Il résulte des pièces versées aux débats par M. [O], et notamment du détail des frais kilométriques et des frais de déplacement (pièce n°1 de M. [O]), que seuls les frais de déplacements engagés vers les hôpitaux, les services de radiologie, ou de consultation médicale sont détaillés et justifiés.
A défaut de production par la victime du détail des frais de déplacements non prévus à l’article L 431-1 du code de la sécurité sociale engagés par lui consécutivement à l’accident dont il a été victime, il convient de confirmer le jugement de première instance en ce qu’il a rejeté la demande formée à ce titre.
*****************
SUR LES DEPENS ET L’ARTICLE 700 DU CODE DE PROCEDURE CIVILE :
M. [G] [O] demande la condamnation de la [17] et de Me [N], ès qualités de mandataire liquidateur de la société [19], à lui verser 3 000 euros en application de l’article 700 du code de procédure civile à hauteur de cour.
Il sollicite également la condamnation de la [17] aux entiers frais et dépens.
L’appel principal n’ayant été interjeté que par la [17] qui s’est désistée en cours d’instance, il convient de condamner l’organisme social aux dépens d’appel, et à verser à M. [O] la somme de 1 500 euros au titre de l’article 700 du code de procédure civile en cause d’appel.
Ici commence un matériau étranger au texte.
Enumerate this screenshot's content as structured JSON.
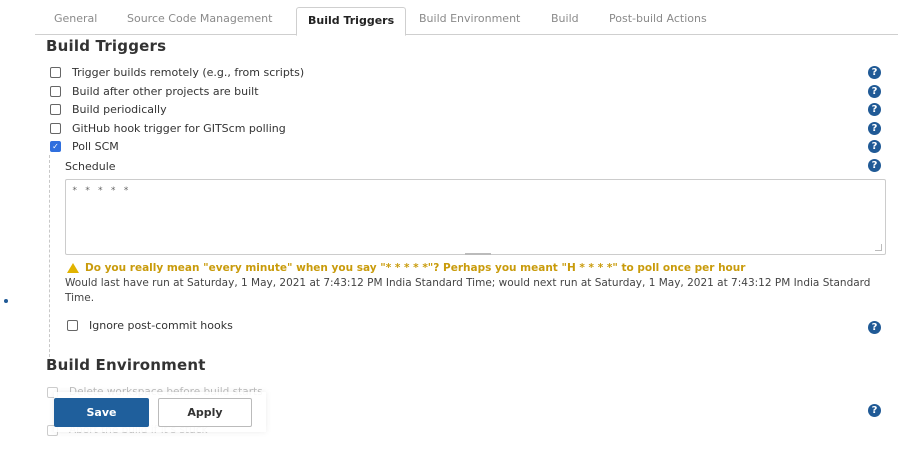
{
  "tabs": [
    {
      "label": "General"
    },
    {
      "label": "Source Code Management"
    },
    {
      "label": "Build Triggers"
    },
    {
      "label": "Build Environment"
    },
    {
      "label": "Build"
    },
    {
      "label": "Post-build Actions"
    }
  ],
  "build_triggers": {
    "title": "Build Triggers",
    "options": [
      {
        "label": "Trigger builds remotely (e.g., from scripts)",
        "checked": false
      },
      {
        "label": "Build after other projects are built",
        "checked": false
      },
      {
        "label": "Build periodically",
        "checked": false
      },
      {
        "label": "GitHub hook trigger for GITScm polling",
        "checked": false
      },
      {
        "label": "Poll SCM",
        "checked": true
      }
    ],
    "schedule": {
      "label": "Schedule",
      "value": "* * * * *"
    },
    "warning": "Do you really mean \"every minute\" when you say \"* * * * *\"? Perhaps you meant \"H * * * *\" to poll once per hour",
    "note": "Would last have run at Saturday, 1 May, 2021 at 7:43:12 PM India Standard Time; would next run at Saturday, 1 May, 2021 at 7:43:12 PM India Standard Time.",
    "ignore_hooks": {
      "label": "Ignore post-commit hooks",
      "checked": false
    }
  },
  "build_environment": {
    "title": "Build Environment",
    "options": [
      {
        "label": "Delete workspace before build starts"
      },
      {
        "label": "Abort the build if it's stuck"
      }
    ]
  },
  "help_icon": "?",
  "actions": {
    "save": "Save",
    "apply": "Apply"
  }
}
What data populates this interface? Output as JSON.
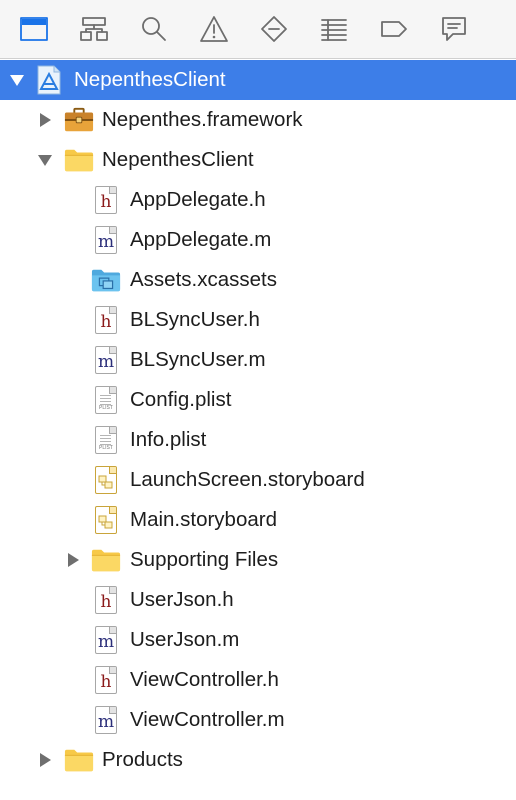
{
  "toolbar": {
    "buttons": [
      {
        "name": "project-navigator",
        "icon": "folder-icon",
        "active": true
      },
      {
        "name": "symbol-navigator",
        "icon": "hierarchy-icon",
        "active": false
      },
      {
        "name": "find-navigator",
        "icon": "search-icon",
        "active": false
      },
      {
        "name": "issue-navigator",
        "icon": "warning-icon",
        "active": false
      },
      {
        "name": "test-navigator",
        "icon": "diamond-minus-icon",
        "active": false
      },
      {
        "name": "debug-navigator",
        "icon": "list-icon",
        "active": false
      },
      {
        "name": "breakpoint-navigator",
        "icon": "breakpoint-tag-icon",
        "active": false
      },
      {
        "name": "report-navigator",
        "icon": "speech-bubble-icon",
        "active": false
      }
    ],
    "active_color": "#1a73e8",
    "inactive_color": "#6d6d6d"
  },
  "tree": {
    "items": [
      {
        "label": "NepenthesClient",
        "icon": "xcode-project-icon",
        "depth": 0,
        "disclosure": "expanded",
        "selected": true
      },
      {
        "label": "Nepenthes.framework",
        "icon": "framework-toolbox-icon",
        "depth": 1,
        "disclosure": "collapsed",
        "selected": false
      },
      {
        "label": "NepenthesClient",
        "icon": "yellow-folder-icon",
        "depth": 1,
        "disclosure": "expanded",
        "selected": false
      },
      {
        "label": "AppDelegate.h",
        "icon": "header-file-icon",
        "depth": 2,
        "disclosure": "none",
        "selected": false
      },
      {
        "label": "AppDelegate.m",
        "icon": "objc-source-file-icon",
        "depth": 2,
        "disclosure": "none",
        "selected": false
      },
      {
        "label": "Assets.xcassets",
        "icon": "asset-catalog-folder-icon",
        "depth": 2,
        "disclosure": "none",
        "selected": false
      },
      {
        "label": "BLSyncUser.h",
        "icon": "header-file-icon",
        "depth": 2,
        "disclosure": "none",
        "selected": false
      },
      {
        "label": "BLSyncUser.m",
        "icon": "objc-source-file-icon",
        "depth": 2,
        "disclosure": "none",
        "selected": false
      },
      {
        "label": "Config.plist",
        "icon": "plist-file-icon",
        "depth": 2,
        "disclosure": "none",
        "selected": false
      },
      {
        "label": "Info.plist",
        "icon": "plist-file-icon",
        "depth": 2,
        "disclosure": "none",
        "selected": false
      },
      {
        "label": "LaunchScreen.storyboard",
        "icon": "storyboard-file-icon",
        "depth": 2,
        "disclosure": "none",
        "selected": false
      },
      {
        "label": "Main.storyboard",
        "icon": "storyboard-file-icon",
        "depth": 2,
        "disclosure": "none",
        "selected": false
      },
      {
        "label": "Supporting Files",
        "icon": "yellow-folder-icon",
        "depth": 2,
        "disclosure": "collapsed",
        "selected": false
      },
      {
        "label": "UserJson.h",
        "icon": "header-file-icon",
        "depth": 2,
        "disclosure": "none",
        "selected": false
      },
      {
        "label": "UserJson.m",
        "icon": "objc-source-file-icon",
        "depth": 2,
        "disclosure": "none",
        "selected": false
      },
      {
        "label": "ViewController.h",
        "icon": "header-file-icon",
        "depth": 2,
        "disclosure": "none",
        "selected": false
      },
      {
        "label": "ViewController.m",
        "icon": "objc-source-file-icon",
        "depth": 2,
        "disclosure": "none",
        "selected": false
      },
      {
        "label": "Products",
        "icon": "yellow-folder-icon",
        "depth": 1,
        "disclosure": "collapsed",
        "selected": false
      }
    ]
  },
  "colors": {
    "selection": "#3d7ee8",
    "header_letter": "#8b1a1a",
    "source_letter": "#2c2f7a",
    "folder_yellow": "#f7c948",
    "asset_folder_blue": "#6cc3ef"
  }
}
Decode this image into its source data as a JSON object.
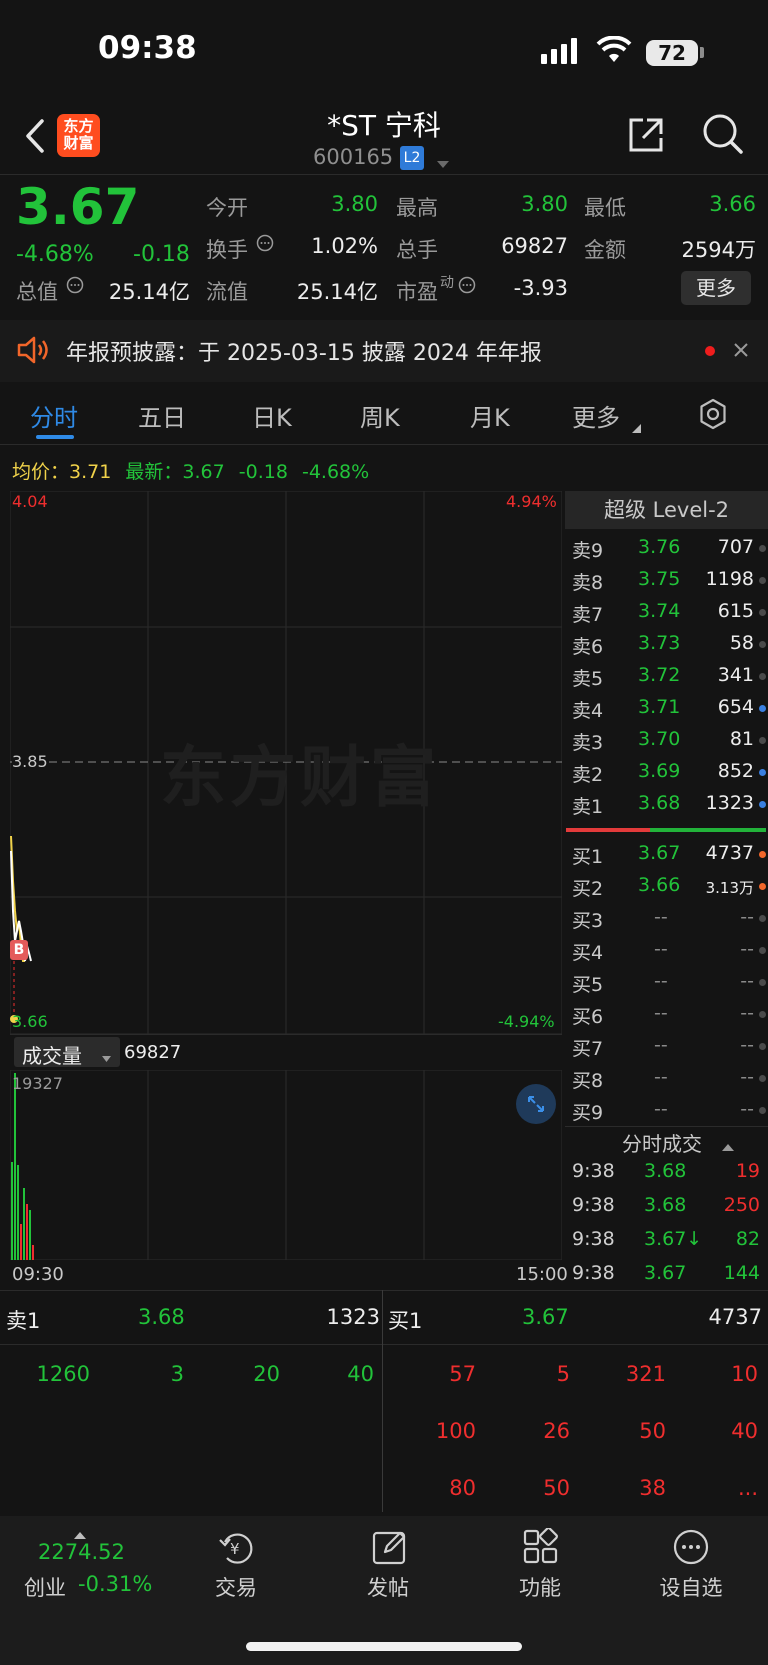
{
  "status_bar": {
    "time": "09:38",
    "battery": "72"
  },
  "header": {
    "stock_name": "*ST 宁科",
    "stock_code": "600165",
    "badge": "L2",
    "logo_line1": "东方",
    "logo_line2": "财富"
  },
  "quote": {
    "price": "3.67",
    "change_pct": "-4.68%",
    "change": "-0.18",
    "open_label": "今开",
    "open": "3.80",
    "high_label": "最高",
    "high": "3.80",
    "low_label": "最低",
    "low": "3.66",
    "turnover_label": "换手",
    "turnover": "1.02%",
    "volume_label": "总手",
    "volume": "69827",
    "amount_label": "金额",
    "amount": "2594万",
    "mktcap_label": "总值",
    "mktcap": "25.14亿",
    "float_label": "流值",
    "float_cap": "25.14亿",
    "pe_label": "市盈",
    "pe_sup": "动",
    "pe": "-3.93",
    "more_label": "更多"
  },
  "notice": {
    "text": "年报预披露：于 2025-03-15 披露 2024 年年报"
  },
  "tabs": [
    "分时",
    "五日",
    "日K",
    "周K",
    "月K",
    "更多"
  ],
  "avg_line": {
    "avg_label": "均价：",
    "avg": "3.71",
    "latest_label": "最新：",
    "latest": "3.67",
    "change": "-0.18",
    "change_pct": "-4.68%"
  },
  "chart": {
    "top_price": "4.04",
    "top_pct": "4.94%",
    "mid_price": "3.85",
    "bottom_price": "3.66",
    "bottom_pct": "-4.94%",
    "watermark": "东方财富",
    "marker": "B"
  },
  "volume": {
    "label": "成交量",
    "value": "69827",
    "max": "19327",
    "start_time": "09:30",
    "end_time": "15:00"
  },
  "order_book": {
    "title": "超级 Level-2",
    "asks": [
      {
        "label": "卖9",
        "price": "3.76",
        "vol": "707",
        "dot": "#4a4a4a"
      },
      {
        "label": "卖8",
        "price": "3.75",
        "vol": "1198",
        "dot": "#4a4a4a"
      },
      {
        "label": "卖7",
        "price": "3.74",
        "vol": "615",
        "dot": "#4a4a4a"
      },
      {
        "label": "卖6",
        "price": "3.73",
        "vol": "58",
        "dot": "#4a4a4a"
      },
      {
        "label": "卖5",
        "price": "3.72",
        "vol": "341",
        "dot": "#4a4a4a"
      },
      {
        "label": "卖4",
        "price": "3.71",
        "vol": "654",
        "dot": "#3a7fe0"
      },
      {
        "label": "卖3",
        "price": "3.70",
        "vol": "81",
        "dot": "#4a4a4a"
      },
      {
        "label": "卖2",
        "price": "3.69",
        "vol": "852",
        "dot": "#3a7fe0"
      },
      {
        "label": "卖1",
        "price": "3.68",
        "vol": "1323",
        "dot": "#3a7fe0"
      }
    ],
    "bids": [
      {
        "label": "买1",
        "price": "3.67",
        "vol": "4737",
        "dot": "#f2662a"
      },
      {
        "label": "买2",
        "price": "3.66",
        "vol": "3.13万",
        "dot": "#f2662a"
      },
      {
        "label": "买3",
        "price": "--",
        "vol": "--",
        "dot": "#4a4a4a"
      },
      {
        "label": "买4",
        "price": "--",
        "vol": "--",
        "dot": "#4a4a4a"
      },
      {
        "label": "买5",
        "price": "--",
        "vol": "--",
        "dot": "#4a4a4a"
      },
      {
        "label": "买6",
        "price": "--",
        "vol": "--",
        "dot": "#4a4a4a"
      },
      {
        "label": "买7",
        "price": "--",
        "vol": "--",
        "dot": "#4a4a4a"
      },
      {
        "label": "买8",
        "price": "--",
        "vol": "--",
        "dot": "#4a4a4a"
      },
      {
        "label": "买9",
        "price": "--",
        "vol": "--",
        "dot": "#4a4a4a"
      }
    ]
  },
  "tick_trades": {
    "title": "分时成交",
    "rows": [
      {
        "time": "9:38",
        "price": "3.68",
        "vol": "19",
        "price_color": "green",
        "vol_color": "red"
      },
      {
        "time": "9:38",
        "price": "3.68",
        "vol": "250",
        "price_color": "green",
        "vol_color": "red"
      },
      {
        "time": "9:38",
        "price": "3.67↓",
        "vol": "82",
        "price_color": "green",
        "vol_color": "green"
      },
      {
        "time": "9:38",
        "price": "3.67",
        "vol": "144",
        "price_color": "green",
        "vol_color": "green"
      }
    ]
  },
  "level_table": {
    "sell_label": "卖1",
    "sell_price": "3.68",
    "sell_vol": "1323",
    "buy_label": "买1",
    "buy_price": "3.67",
    "buy_vol": "4737",
    "sell_queue": [
      "1260",
      "3",
      "20",
      "40"
    ],
    "buy_queue": [
      [
        "57",
        "5",
        "321",
        "10"
      ],
      [
        "100",
        "26",
        "50",
        "40"
      ],
      [
        "80",
        "50",
        "38",
        "..."
      ]
    ]
  },
  "bottom_nav": {
    "index_value": "2274.52",
    "index_name": "创业",
    "index_change": "-0.31%",
    "items": [
      "交易",
      "发帖",
      "功能",
      "设自选"
    ]
  },
  "colors": {
    "up": "#ef2e2e",
    "down": "#22c33a",
    "accent": "#2f8ae6",
    "bg": "#141414"
  }
}
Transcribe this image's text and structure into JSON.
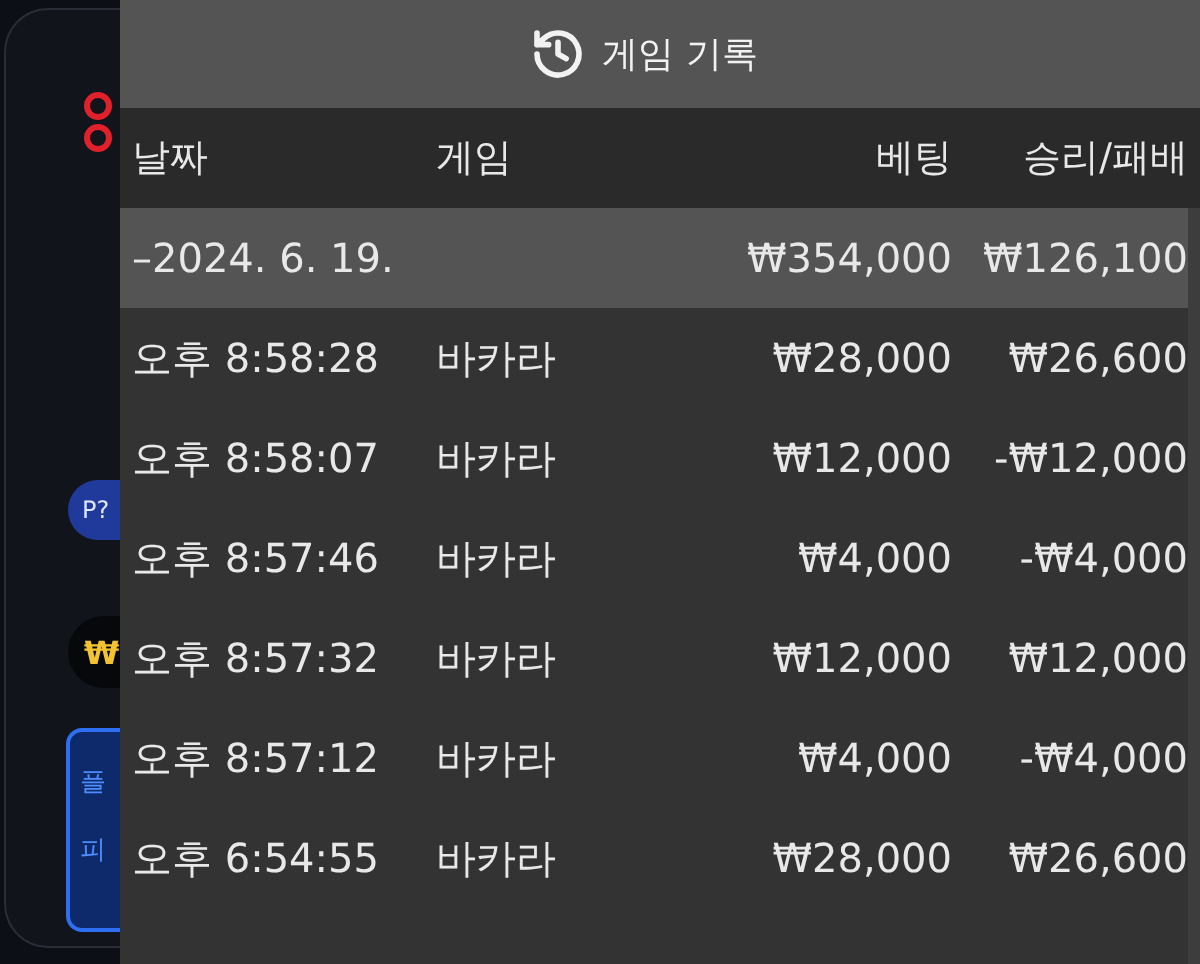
{
  "background": {
    "badge": "P?",
    "currency": "₩",
    "button_lines": [
      "플",
      "피"
    ]
  },
  "panel": {
    "title": "게임 기록"
  },
  "table": {
    "columns": [
      "날짜",
      "게임",
      "베팅",
      "승리/패배"
    ],
    "summary": {
      "date": "–2024. 6. 19.",
      "bet": "₩354,000",
      "result": "₩126,100"
    },
    "rows": [
      {
        "time": "오후 8:58:28",
        "game": "바카라",
        "bet": "₩28,000",
        "result": "₩26,600"
      },
      {
        "time": "오후 8:58:07",
        "game": "바카라",
        "bet": "₩12,000",
        "result": "-₩12,000"
      },
      {
        "time": "오후 8:57:46",
        "game": "바카라",
        "bet": "₩4,000",
        "result": "-₩4,000"
      },
      {
        "time": "오후 8:57:32",
        "game": "바카라",
        "bet": "₩12,000",
        "result": "₩12,000"
      },
      {
        "time": "오후 8:57:12",
        "game": "바카라",
        "bet": "₩4,000",
        "result": "-₩4,000"
      },
      {
        "time": "오후 6:54:55",
        "game": "바카라",
        "bet": "₩28,000",
        "result": "₩26,600"
      }
    ]
  }
}
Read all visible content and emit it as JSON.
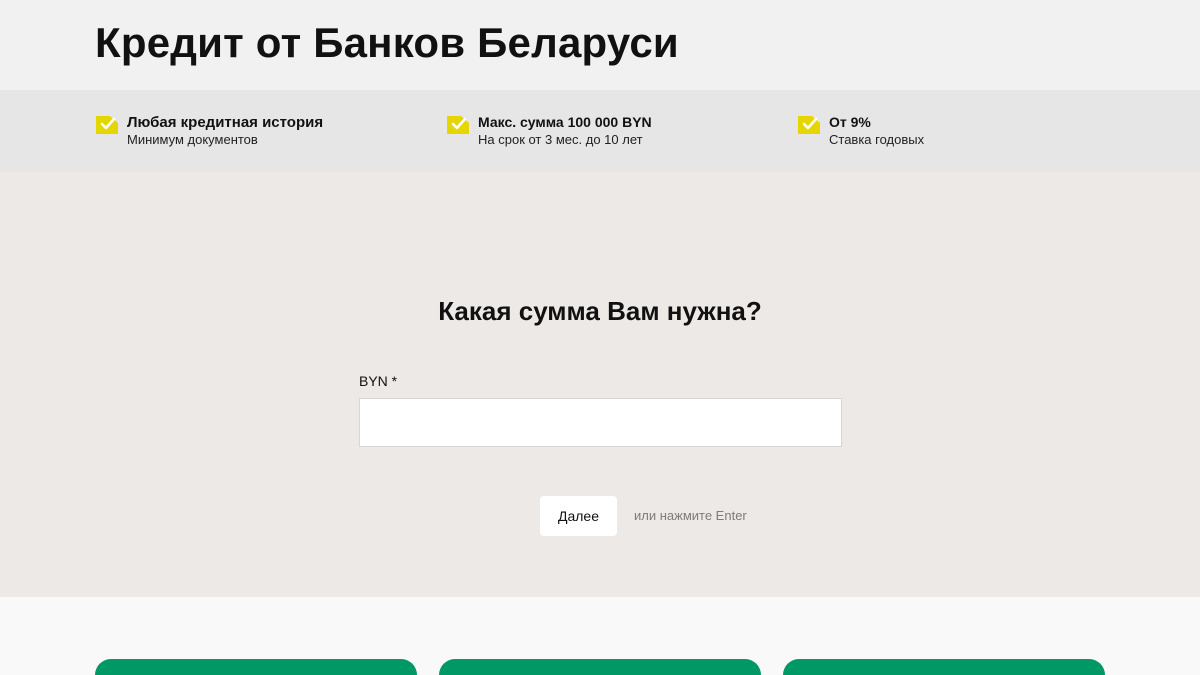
{
  "header": {
    "title": "Кредит от Банков Беларуси"
  },
  "features": [
    {
      "icon": "checkmark-note-icon",
      "title": "Любая кредитная история",
      "subtitle": "Минимум документов"
    },
    {
      "icon": "checkmark-note-icon",
      "title": "Макс. сумма 100 000 BYN",
      "subtitle": "На срок от 3 мес. до 10 лет"
    },
    {
      "icon": "checkmark-note-icon",
      "title": "От 9%",
      "subtitle": "Ставка годовых"
    }
  ],
  "form": {
    "question": "Какая сумма Вам нужна?",
    "amount_label": "BYN *",
    "amount_value": "",
    "amount_placeholder": "",
    "next_label": "Далее",
    "enter_hint": "или нажмите Enter"
  },
  "colors": {
    "accent_yellow": "#e6d600",
    "card_green": "#009966",
    "form_bg": "#ede9e6",
    "features_bg": "#e6e6e6"
  }
}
Il convient de confirmer en outre les dispositions du jugement entrepris sur les dépens et les frais irrépétibles engagés en première instance, sauf à préciser :
— que les dépens de première instance sont limités à ceux engagés à compter du 1er janvier 2019,
— qu’il convient de fixer au passif de la SAS [19], placée en liquidation judiciaire, les sommes allouées au titre des dépens et de l’article 700 du code de procédure civile.
PAR CES MOTIFS
La cour,
CONFIRME le jugement prononcé le 13 octobre 2023 par le pôle social du tribunal judiciaire de Metz, sauf à préciser :
— que les dépens de première instance sont limités à ceux engagés à compter du 1er janvier 2019 ;
— que les dépens et frais irrépétibles de première instance mis à la charge de la SASU [19], représentée par son liquidateur Me [N], seront fixés au passif de la SASU [19] placée en liquidation judiciaire ;
Y ajoutant,
CONDAMNE la [11] ([15]) de Moselle à verser à M. [G] [O] la somme de 1 500 euros au titre de l’article 700 du code de procédure civile en cause d’appel ;
CONDAMNE la [17] aux dépens d’appel.